La vache est, de toutes les femelles domestiques, celle qui y est le plus sujette ; il est très-fréquent dans quelques contrées de la France, où ces animaux sont tenus d’une manière qui s’éloigne trop de la nature.

Dans tous les pays, et dans toutes les femelles, l’avortement peut être causé par des efforts, des sauts, des chutes, des fatigues, des frayeurs ; mais, outre ces causes générales et communes, il en est de particulières dans les vaches ; dans beaucoup d’endroits, on les tient constamment a l’étable, on leur donne seulement une nourriture sèche pendant huit ou neuf mois de l’année ; cette nourriture est le plus souvent de la paille à discrétion, elle remplit et détend la panse ; devenant volumineuse, elle occupe dans l’abdomen un espace considérable, et, refoulant la matrice, s’oppose au développement du fœtus ; et puis, la vache est foible, manque de moyens, par défaut de sucs nourriciers ; ce qui empêche le fœtus de profiter, et le fait dépérir, tandis qu’il devroit toujours se fortifier et croître.
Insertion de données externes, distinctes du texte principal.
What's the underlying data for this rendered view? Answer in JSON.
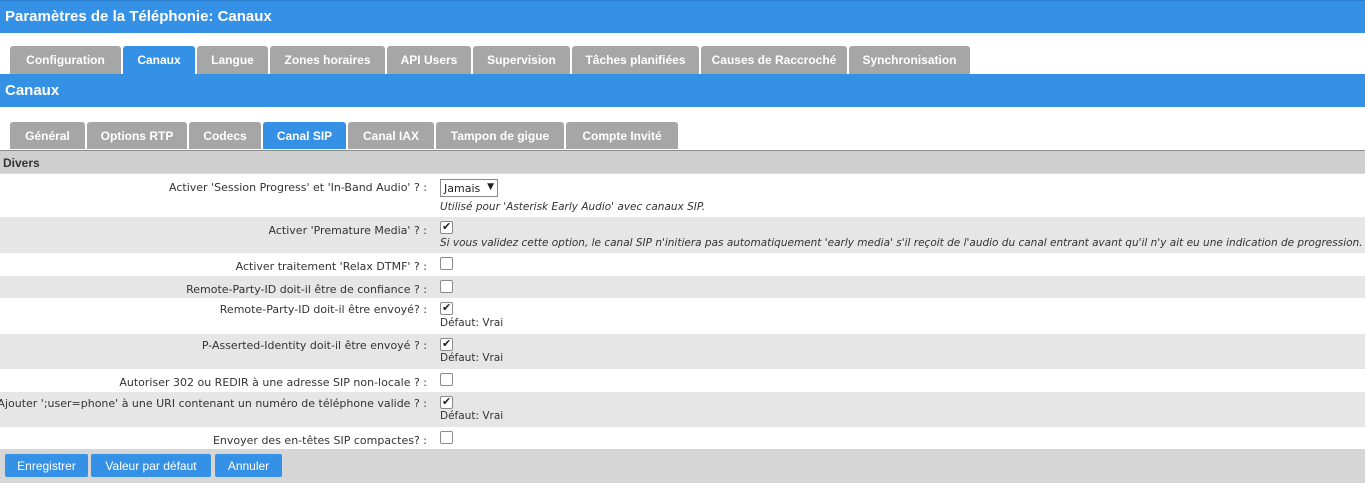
{
  "header": {
    "title": "Paramètres de la Téléphonie:  Canaux"
  },
  "main_tabs": [
    {
      "label": "Configuration"
    },
    {
      "label": "Canaux"
    },
    {
      "label": "Langue"
    },
    {
      "label": "Zones horaires"
    },
    {
      "label": "API Users"
    },
    {
      "label": "Supervision"
    },
    {
      "label": "Tâches planifiées"
    },
    {
      "label": "Causes de Raccroché"
    },
    {
      "label": "Synchronisation"
    }
  ],
  "active_main_tab": "Canaux",
  "section": {
    "title": "Canaux"
  },
  "sub_tabs": [
    {
      "label": "Général"
    },
    {
      "label": "Options RTP"
    },
    {
      "label": "Codecs"
    },
    {
      "label": "Canal SIP"
    },
    {
      "label": "Canal IAX"
    },
    {
      "label": "Tampon de gigue"
    },
    {
      "label": "Compte Invité"
    }
  ],
  "active_sub_tab": "Canal SIP",
  "group": {
    "title": "Divers"
  },
  "rows": [
    {
      "label": "Activer 'Session Progress' et 'In-Band Audio' ? :",
      "type": "select",
      "value": "Jamais",
      "hint": "Utilisé pour 'Asterisk Early Audio' avec canaux SIP."
    },
    {
      "label": "Activer 'Premature Media' ? :",
      "type": "checkbox",
      "checked": true,
      "hint": "Si vous validez cette option, le canal SIP n'initiera pas automatiquement 'early media' s'il reçoit de l'audio du canal entrant avant qu'il n'y ait eu une indication de progression."
    },
    {
      "label": "Activer traitement 'Relax DTMF' ? :",
      "type": "checkbox",
      "checked": false
    },
    {
      "label": "Remote-Party-ID doit-il être de confiance ? :",
      "type": "checkbox",
      "checked": false
    },
    {
      "label": "Remote-Party-ID doit-il être envoyé? :",
      "type": "checkbox",
      "checked": true,
      "hint": "Défaut: Vrai"
    },
    {
      "label": "P-Asserted-Identity doit-il être envoyé ? :",
      "type": "checkbox",
      "checked": true,
      "hint": "Défaut: Vrai"
    },
    {
      "label": "Autoriser 302 ou REDIR à une adresse SIP non-locale ? :",
      "type": "checkbox",
      "checked": false
    },
    {
      "label": "Ajouter ';user=phone' à une URI contenant un numéro de téléphone valide ? :",
      "type": "checkbox",
      "checked": true,
      "hint": "Défaut: Vrai"
    },
    {
      "label": "Envoyer des en-têtes SIP compactes? :",
      "type": "checkbox",
      "checked": false
    }
  ],
  "buttons": {
    "save": "Enregistrer",
    "default": "Valeur par défaut",
    "cancel": "Annuler"
  },
  "colors": {
    "accent": "#3591e6",
    "tab_inactive": "#a6a6a6",
    "row_alt": "#e6e6e6"
  }
}
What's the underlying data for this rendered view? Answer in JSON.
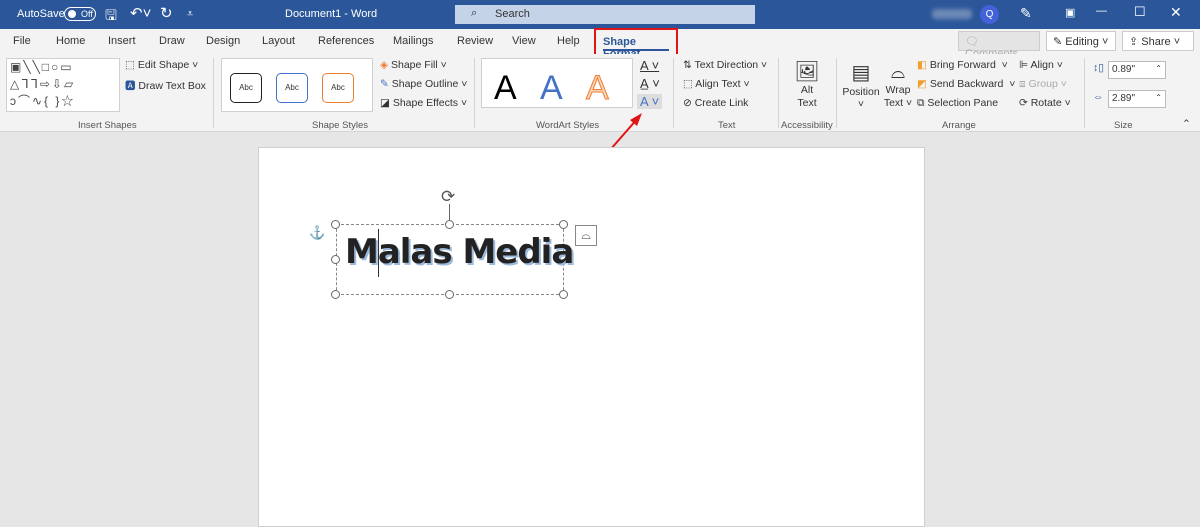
{
  "titlebar": {
    "autosave_label": "AutoSave",
    "autosave_state": "Off",
    "document_title": "Document1  -  Word",
    "search_placeholder": "Search",
    "user_initial": "Q"
  },
  "tabs": [
    "File",
    "Home",
    "Insert",
    "Draw",
    "Design",
    "Layout",
    "References",
    "Mailings",
    "Review",
    "View",
    "Help"
  ],
  "active_tab": "Shape Format",
  "right_buttons": {
    "comments": "Comments",
    "editing": "Editing",
    "share": "Share"
  },
  "groups": {
    "insert_shapes": {
      "label": "Insert Shapes",
      "edit_shape": "Edit Shape",
      "draw_text_box": "Draw Text Box"
    },
    "shape_styles": {
      "label": "Shape Styles",
      "presets": [
        "Abc",
        "Abc",
        "Abc"
      ],
      "fill": "Shape Fill",
      "outline": "Shape Outline",
      "effects": "Shape Effects"
    },
    "wordart_styles": {
      "label": "WordArt Styles",
      "presets": [
        "A",
        "A",
        "A"
      ]
    },
    "text": {
      "label": "Text",
      "direction": "Text Direction",
      "align": "Align Text",
      "link": "Create Link"
    },
    "accessibility": {
      "label": "Accessibility",
      "alt_text": "Alt Text"
    },
    "arrange": {
      "label": "Arrange",
      "position": "Position",
      "wrap": "Wrap Text",
      "bring_forward": "Bring Forward",
      "send_backward": "Send Backward",
      "selection_pane": "Selection Pane",
      "align": "Align",
      "group": "Group",
      "rotate": "Rotate"
    },
    "size": {
      "label": "Size",
      "height": "0.89\"",
      "width": "2.89\""
    }
  },
  "document": {
    "wordart_text": "Malas Media"
  },
  "colors": {
    "titlebar": "#2b579a",
    "highlight": "#e01515",
    "wordart_shadow": "#9cb8db"
  }
}
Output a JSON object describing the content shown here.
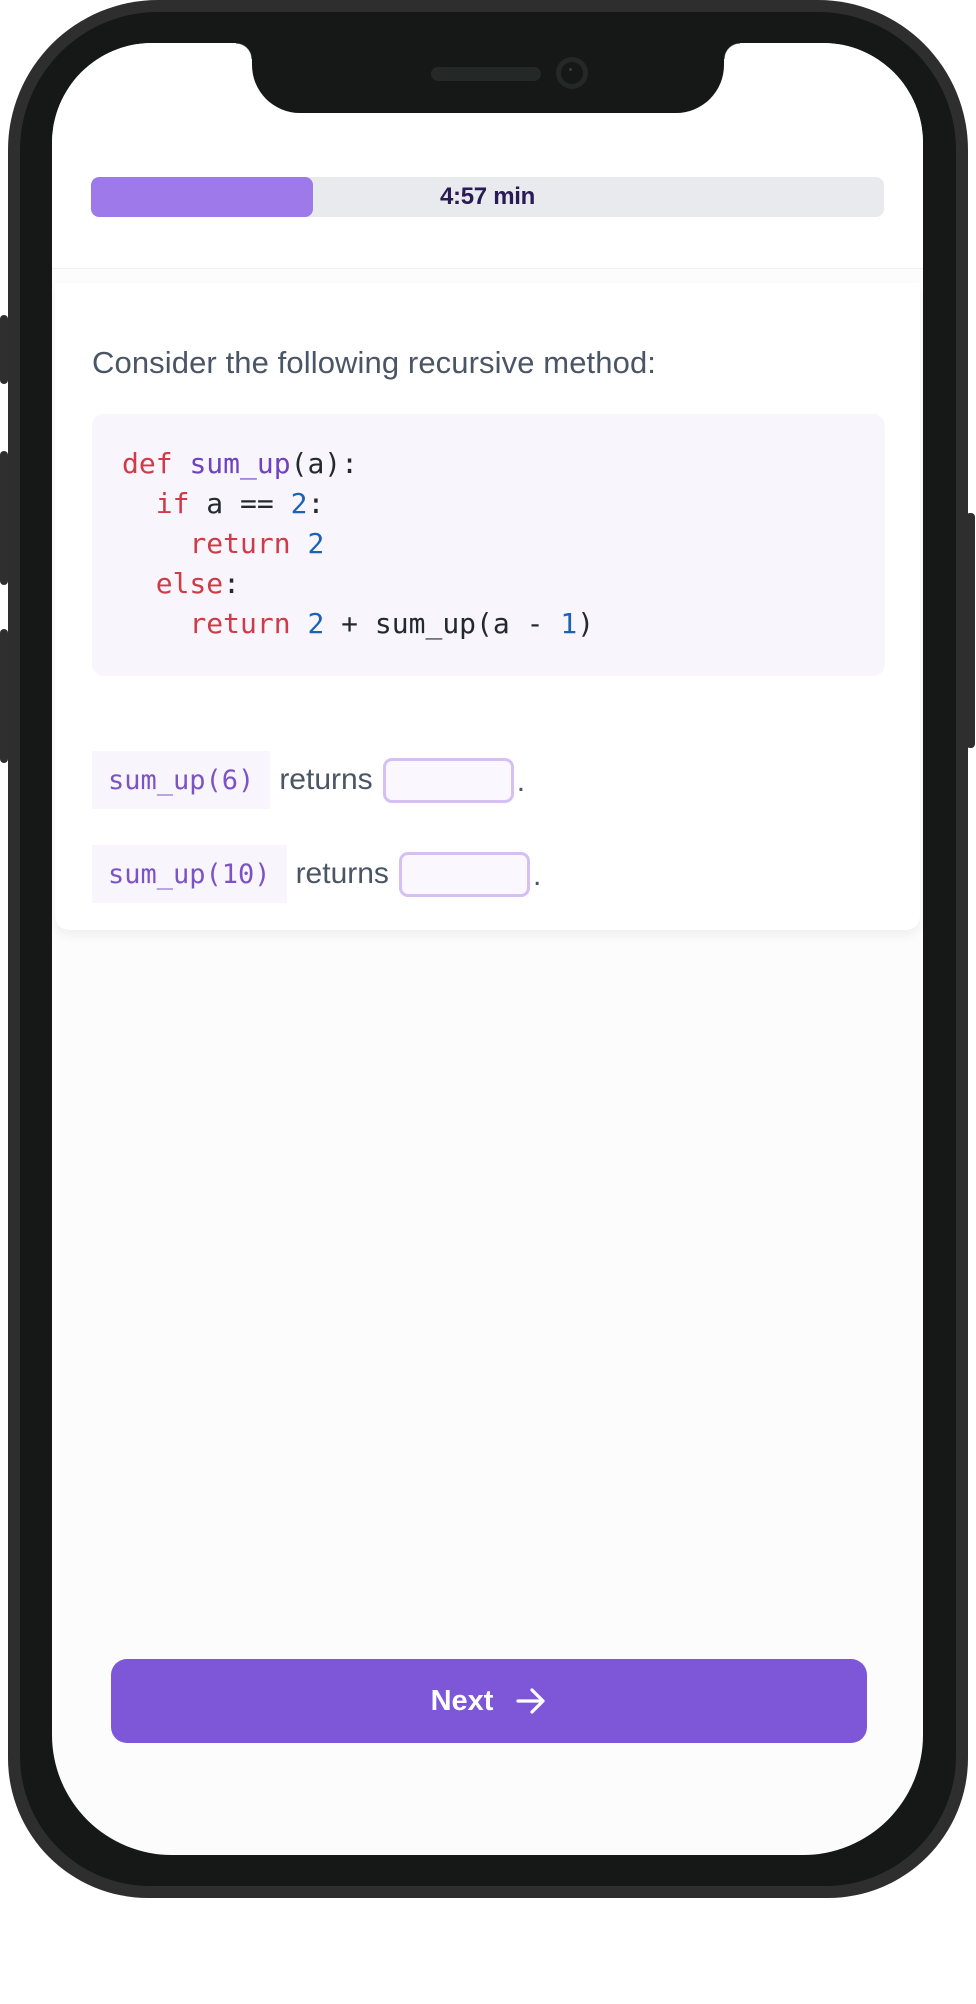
{
  "timer": {
    "label": "4:57 min",
    "progress_fraction": 0.28,
    "fill_color": "#9d79ea",
    "track_color": "#e9eaee"
  },
  "question": {
    "prompt": "Consider the following recursive method:",
    "code_language": "python",
    "code_lines": [
      [
        {
          "t": "def",
          "c": "kw"
        },
        {
          "t": " "
        },
        {
          "t": "sum_up",
          "c": "fn"
        },
        {
          "t": "(a):"
        }
      ],
      [
        {
          "t": "  "
        },
        {
          "t": "if",
          "c": "kw"
        },
        {
          "t": " a == "
        },
        {
          "t": "2",
          "c": "num"
        },
        {
          "t": ":"
        }
      ],
      [
        {
          "t": "    "
        },
        {
          "t": "return",
          "c": "kw"
        },
        {
          "t": " "
        },
        {
          "t": "2",
          "c": "num"
        }
      ],
      [
        {
          "t": "  "
        },
        {
          "t": "else",
          "c": "kw"
        },
        {
          "t": ":"
        }
      ],
      [
        {
          "t": "    "
        },
        {
          "t": "return",
          "c": "kw"
        },
        {
          "t": " "
        },
        {
          "t": "2",
          "c": "num"
        },
        {
          "t": " + sum_up(a - "
        },
        {
          "t": "1",
          "c": "num"
        },
        {
          "t": ")"
        }
      ]
    ]
  },
  "answers": [
    {
      "expression": "sum_up(6)",
      "connector": "returns",
      "value": "",
      "placeholder": "",
      "suffix": "."
    },
    {
      "expression": "sum_up(10)",
      "connector": "returns",
      "value": "",
      "placeholder": "",
      "suffix": "."
    }
  ],
  "footer": {
    "next_label": "Next",
    "next_icon": "arrow-right-icon",
    "accent_color": "#7e57d9"
  }
}
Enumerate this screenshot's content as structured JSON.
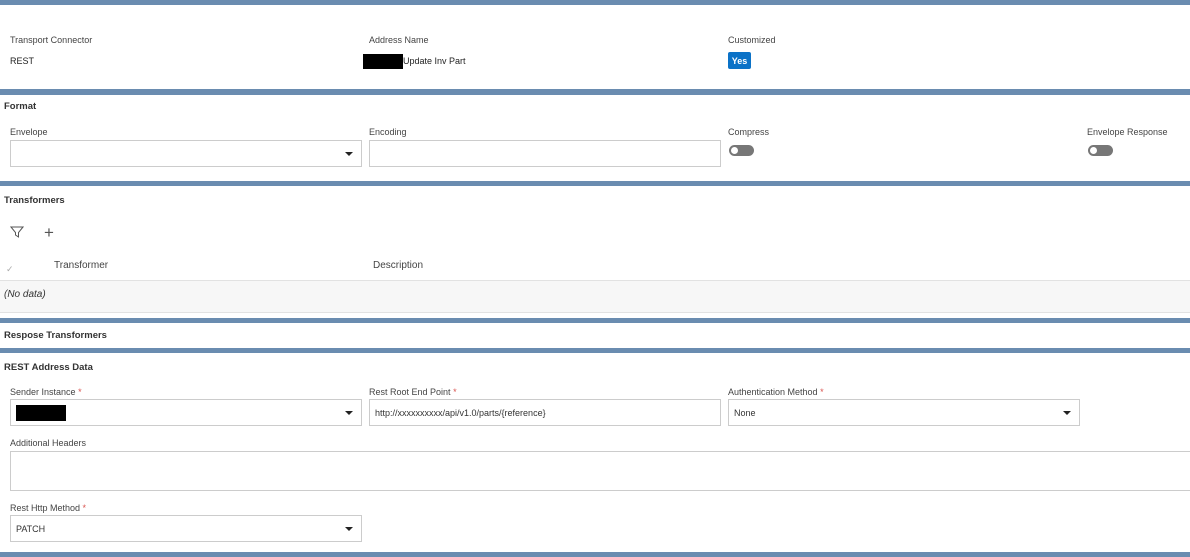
{
  "header": {
    "transport_connector_label": "Transport Connector",
    "transport_connector_value": "REST",
    "address_name_label": "Address Name",
    "address_name_value": "Update Inv Part",
    "customized_label": "Customized",
    "customized_value": "Yes"
  },
  "format": {
    "title": "Format",
    "envelope_label": "Envelope",
    "envelope_value": "",
    "encoding_label": "Encoding",
    "encoding_value": "",
    "compress_label": "Compress",
    "compress_on": false,
    "envelope_response_label": "Envelope Response",
    "envelope_response_on": false
  },
  "transformers": {
    "title": "Transformers",
    "columns": [
      "Transformer",
      "Description"
    ],
    "empty_text": "(No data)"
  },
  "response_transformers": {
    "title": "Respose Transformers"
  },
  "rest": {
    "title": "REST Address Data",
    "sender_instance_label": "Sender Instance",
    "rest_root_label": "Rest Root End Point",
    "rest_root_value": "http://xxxxxxxxxx/api/v1.0/parts/{reference}",
    "auth_label": "Authentication Method",
    "auth_value": "None",
    "headers_label": "Additional Headers",
    "headers_value": "",
    "http_method_label": "Rest Http Method",
    "http_method_value": "PATCH",
    "required_mark": "*"
  },
  "colors": {
    "accent": "#0b72c7",
    "section_bar": "#6a8cb0"
  }
}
Une seconde cause plus active encore vient de ce que dans tous les lieux où l’on nourrit les vaches au sec, elles ne sortent point de l’étable, si ce n’est pour boire. Ces animaux, toujours attachés, rendent leurs excrémens avec difficulté, leurs matières sont dures et noires, et ne sortent que par de fortes contractions des muscles abdominaux ; ce qui nuit encore au fœtus déjà affoibli.

La chaleur des étables dont on a coutume aussi de boucher les plus petites ouvertures ; les exhalaisons résultantes de la transpiration des animaux, ou des vapeurs élevées de leurs excrémens, et sur-tout du fumier qu’on laisse séjourner quelquefois long-temps dans ces habitations, sont encore une des causes de l’avortement ; l’air pur est, de toutes les substances dont use l’animal, celui dont il ne peut se passer ; il l’aspire à tout instant, et, quand il est ainsi altéré, il renouvelle aussi à tout instant ses mauvais effets.

On sent assez quelle atteinte ces causes réunies et toujours agissantes portent à l’économie animale des mères, et par conséquent à celle du fœtus.